This Roasted Veggie Quinoa Casserole comes from Stephanie Weaver’s newest book The Migraine Relief Plan: An 8-Week Transition to Better Eating, Fewer Headaches, and Optimal Health.
The plan provides a gradual and customizable approach to reducing inflammation and relieving migraine pain. It includes over 75 delicious recipes that suit a number of dietary needs including gluten free, sugar free, vegan, vegetarian and paleo diets.
Try this roasted veggie quinoa casserole recipe:
This dinner recipe is both easy-to-make, budget friendly and perfect for plant-based diets. It’s rich in protein and fiber from the black beans and quinoa used. You can easily mix up the vegetables that you use in this recipe to suit your personal taste preferences.
To increase the anti-inflammatory benefits of this roasted veggie quinoa casserole, choose a curry powder that contains turmeric. Turmeric contains a powerful compound called curcumin that has been proven through research to help reduce pain naturally.
Recipe photography copyright 2016 by Laura Bashar
- 1 cup (175g) quinoa, any color
- 1 cup (250mL) filtered water
- 1 (1.5–2 pound [680–900g]) butternut or other fall squash
- 2 large carrots, peeled and cut into 1/2-inch dice
- 3 stalks celery, cut into 1/2-inch dice
- 1/2 cup chopped kale, stems included
- 1/2 cup cooked no-salt-added or low-sodium black beans, drained (optional)
- 6 cloves garlic, minced
- 1/4 cup (60mL) organic extra virgin olive oil
- 2 tablespoons no-salt-added medium–hot curry powder
- 1 1/2 cups (375mL) low-sodium vegetable stock
- Put the quinoa and filtered water in a glass bowl and set aside to soak while you are prepping the vegetables.
- Peel the squash, cut it in half, remove the seeds and strings, and cut into a 1/2-inch dice. Add to a large mixing bowl, along with the carrots, celery, kale, black beans, if using, and garlic.
- Drizzle the oil over the vegetables and toss. Sprinkle with the curry powder and toss until evenly coated. Set aside.

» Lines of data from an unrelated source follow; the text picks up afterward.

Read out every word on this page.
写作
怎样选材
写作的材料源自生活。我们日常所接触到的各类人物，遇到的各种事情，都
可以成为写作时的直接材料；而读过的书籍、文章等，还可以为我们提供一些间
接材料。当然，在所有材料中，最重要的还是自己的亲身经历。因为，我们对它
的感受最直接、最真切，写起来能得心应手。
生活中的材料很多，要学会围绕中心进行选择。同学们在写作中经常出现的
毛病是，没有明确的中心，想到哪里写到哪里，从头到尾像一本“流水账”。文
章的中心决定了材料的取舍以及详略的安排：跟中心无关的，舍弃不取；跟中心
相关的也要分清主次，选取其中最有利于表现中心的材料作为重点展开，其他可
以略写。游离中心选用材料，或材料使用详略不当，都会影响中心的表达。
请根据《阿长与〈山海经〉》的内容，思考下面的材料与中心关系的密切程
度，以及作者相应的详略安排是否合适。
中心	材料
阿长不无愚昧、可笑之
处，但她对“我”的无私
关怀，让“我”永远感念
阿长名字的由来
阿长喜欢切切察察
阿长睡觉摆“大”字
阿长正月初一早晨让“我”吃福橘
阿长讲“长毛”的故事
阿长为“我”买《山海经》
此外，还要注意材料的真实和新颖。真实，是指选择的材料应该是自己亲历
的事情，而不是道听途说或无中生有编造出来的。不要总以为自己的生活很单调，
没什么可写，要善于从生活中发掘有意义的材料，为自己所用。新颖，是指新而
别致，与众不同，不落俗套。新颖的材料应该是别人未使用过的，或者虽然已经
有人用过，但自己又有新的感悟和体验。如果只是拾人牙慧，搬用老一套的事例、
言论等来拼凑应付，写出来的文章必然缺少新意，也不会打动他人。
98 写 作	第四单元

- Preheat the oven to 400°F (200°C). Spray or oil a large lidded casserole dish. If you don’t have a lid, cut a piece of aluminum foil to cover. Set aside.
- Drain and rinse the quinoa.
- Add the drained quinoa and stock to the casserole dish. Gently agitate the dish to distribute the quinoa evenly, while keeping it submerged in the liquid.
- Carefully add the vegetables evenly on top, spreading with a spatula and keeping as much of the quinoa in contact with the liquid as possible.
- Bake, covered or wrapped tightly in foil, for 35 to 45 minutes, or just until the vegetables are fork-tender.
- Remove from the oven, uncover, and let rest for a few minutes before serving.
You must use a casserole dish with a lid, or cover your dish tightly with foil, or the quinoa will dry out and not cook properly. Choose pre-prepped or frozen butternut squash to shorten prep time. You can prep all the vegetables a day ahead. It’s important to cut them uniformly; the small dice allows them to cook through.
Reprinted with permission from The Migraine Relief Plan, copyright 2016 Stephanie Weaver. Published by Surrey Books, an imprint of Agate Publishing, Inc. Recipe photography copyright 2016 by Laura Bashar
Chew on this
The food you eat can increase or decrease the pain that you feel because of its effect on inflammation. Plant-based foods tend to have an anti-inflammatory action in the body, while animal-based foods such as red meat are generally more inflammatory. This roasted veggie quinoa casserole is rich in plant-based nutrition perfect migraine sufferers or those dealing with any inflammatory conditions.